Motor protein KIF5B inhibition as a novel strategy of controlled reperfusion against myocardial ischemia/reperfusion injury.

Metabolic dysregulation triggered by nutrient influx at reperfusion onset induces reactive oxygen species (ROS) burst and cellular injury, contributing to the detrimental effects observed in ischemia/reperfusion (I/R) injury. Thus, implementing controlled reperfusion emerges as a superior cardioprotective strategy to alleviate reperfusion injury. Kinesin KIF5B transports GLUT4- and CD36-containing vesicles to the plasma membrane, facilizing the import of glucose and fatty acids into cells, suggesting a role in controlled reperfusion. Herein, we aim to investigate its specific role in myocardial I/R injury. By genetic and pharmacological modulation of KIF5B, we investigated its role in myocardial I/R injury both in vivo and in vitro. During reperfusion, a coordinated inhibition of metabolism-related genes and KIF5B expression occurred, probably mitigating the metabolic stress encountered as a compensatory mechanism. Genetic inhibition of KIF5B using AAV9-shRNA attenuated myocardial I/R injury, as evidenced by reduced infarct size, decreased cardiac biomarkers, and reduced cell apoptosis. Additionally, KIF5B inhibition mitigated post-reperfusion oxidative stress and arrhythmias.
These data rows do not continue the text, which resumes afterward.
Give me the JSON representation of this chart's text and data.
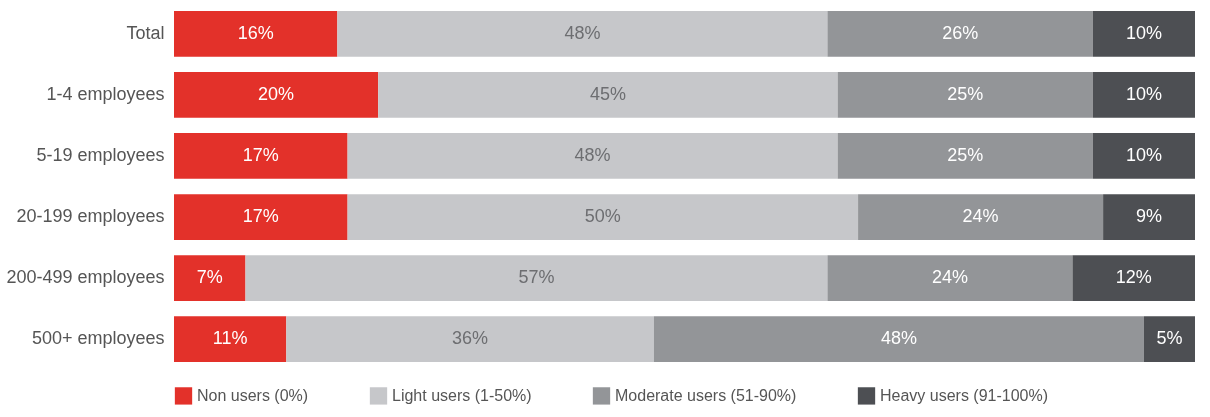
{
  "chart_data": {
    "type": "bar",
    "orientation": "horizontal",
    "stacked": true,
    "legend": "bottom",
    "tick_labels": "y",
    "grid": false,
    "categories": [
      "Total",
      "1-4 employees",
      "5-19 employees",
      "20-199 employees",
      "200-499 employees",
      "500+ employees"
    ],
    "series": [
      {
        "name": "Non users (0%)",
        "color": "#e3312a",
        "values": [
          16,
          20,
          17,
          17,
          7,
          11
        ],
        "value_labels": [
          "16%",
          "20%",
          "17%",
          "17%",
          "7%",
          "11%"
        ]
      },
      {
        "name": "Light users (1-50%)",
        "color": "#c6c7ca",
        "values": [
          48,
          45,
          48,
          50,
          57,
          36
        ],
        "value_labels": [
          "48%",
          "45%",
          "48%",
          "50%",
          "57%",
          "36%"
        ]
      },
      {
        "name": "Moderate users (51-90%)",
        "color": "#939598",
        "values": [
          26,
          25,
          25,
          24,
          24,
          48
        ],
        "value_labels": [
          "26%",
          "25%",
          "25%",
          "24%",
          "24%",
          "48%"
        ]
      },
      {
        "name": "Heavy users (91-100%)",
        "color": "#4d4f53",
        "values": [
          10,
          10,
          10,
          9,
          12,
          5
        ],
        "value_labels": [
          "10%",
          "10%",
          "10%",
          "9%",
          "12%",
          "5%"
        ]
      }
    ]
  }
}
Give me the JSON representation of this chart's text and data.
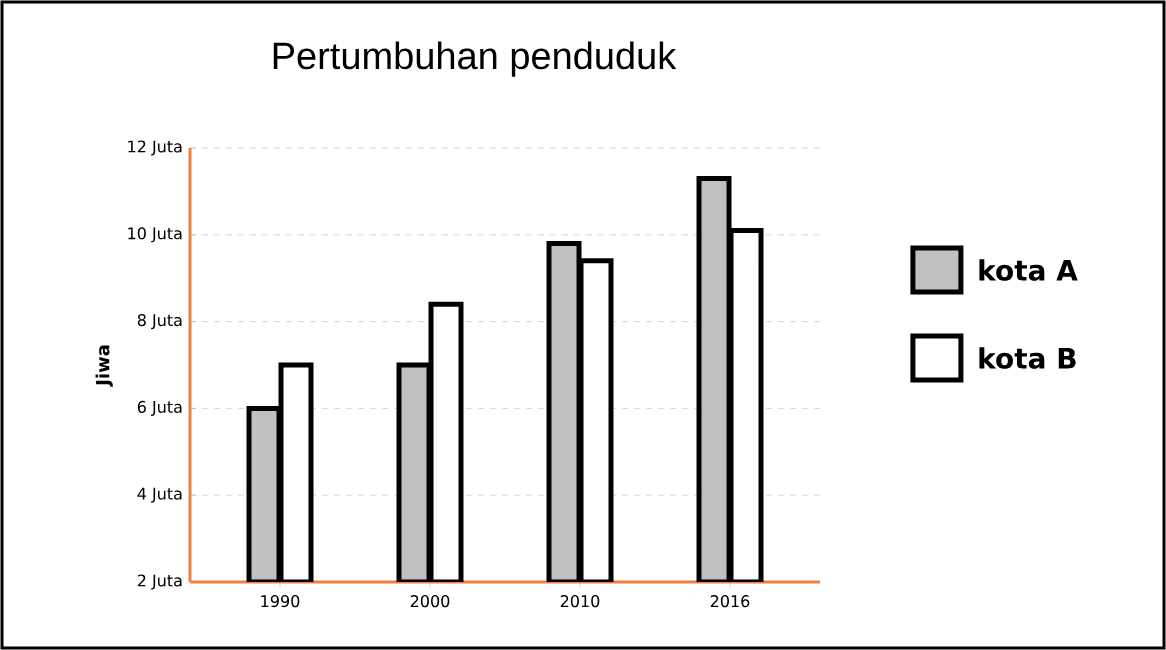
{
  "chart_data": {
    "type": "bar",
    "title": "Pertumbuhan penduduk",
    "ylabel": "Jiwa",
    "categories": [
      "1990",
      "2000",
      "2010",
      "2016"
    ],
    "series": [
      {
        "name": "kota A",
        "color": "#c0c0c0",
        "values": [
          6,
          7,
          9.8,
          11.3
        ]
      },
      {
        "name": "kota B",
        "color": "#ffffff",
        "values": [
          7,
          8.4,
          9.4,
          10.1
        ]
      }
    ],
    "ylim": [
      2,
      12
    ],
    "yticks": [
      {
        "value": 2,
        "label": "2 Juta"
      },
      {
        "value": 4,
        "label": "4 Juta"
      },
      {
        "value": 6,
        "label": "6 Juta"
      },
      {
        "value": 8,
        "label": "8 Juta"
      },
      {
        "value": 10,
        "label": "10 Juta"
      },
      {
        "value": 12,
        "label": "12 Juta"
      }
    ],
    "grid": "y",
    "legend": "right"
  }
}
Mechanistically, concurrent decrease in CD36 membrane translocation following KIF5B ablation post-reperfusion was confirmed by immunofluorescence double staining, and siRNA knockdown of Kif5b inhibited fatty acids uptake in isolated primary neonatal rat cardiomyocytes. Intraperitoneal administration of rose bengal lactone (RBL, 1 mg/kg), a selective inhibitor of KIF5B, was shown to confer cardioprotective effects against myocardial I/R injury. Our findings demonstrate that the inhibition of KIF5B, as a novel strategy of controlled reperfusion, provides cardioprotection against myocardial I/R injury, and highlights the clinical potential of its inhibitor, RBL, to ameliorate reperfusion injury.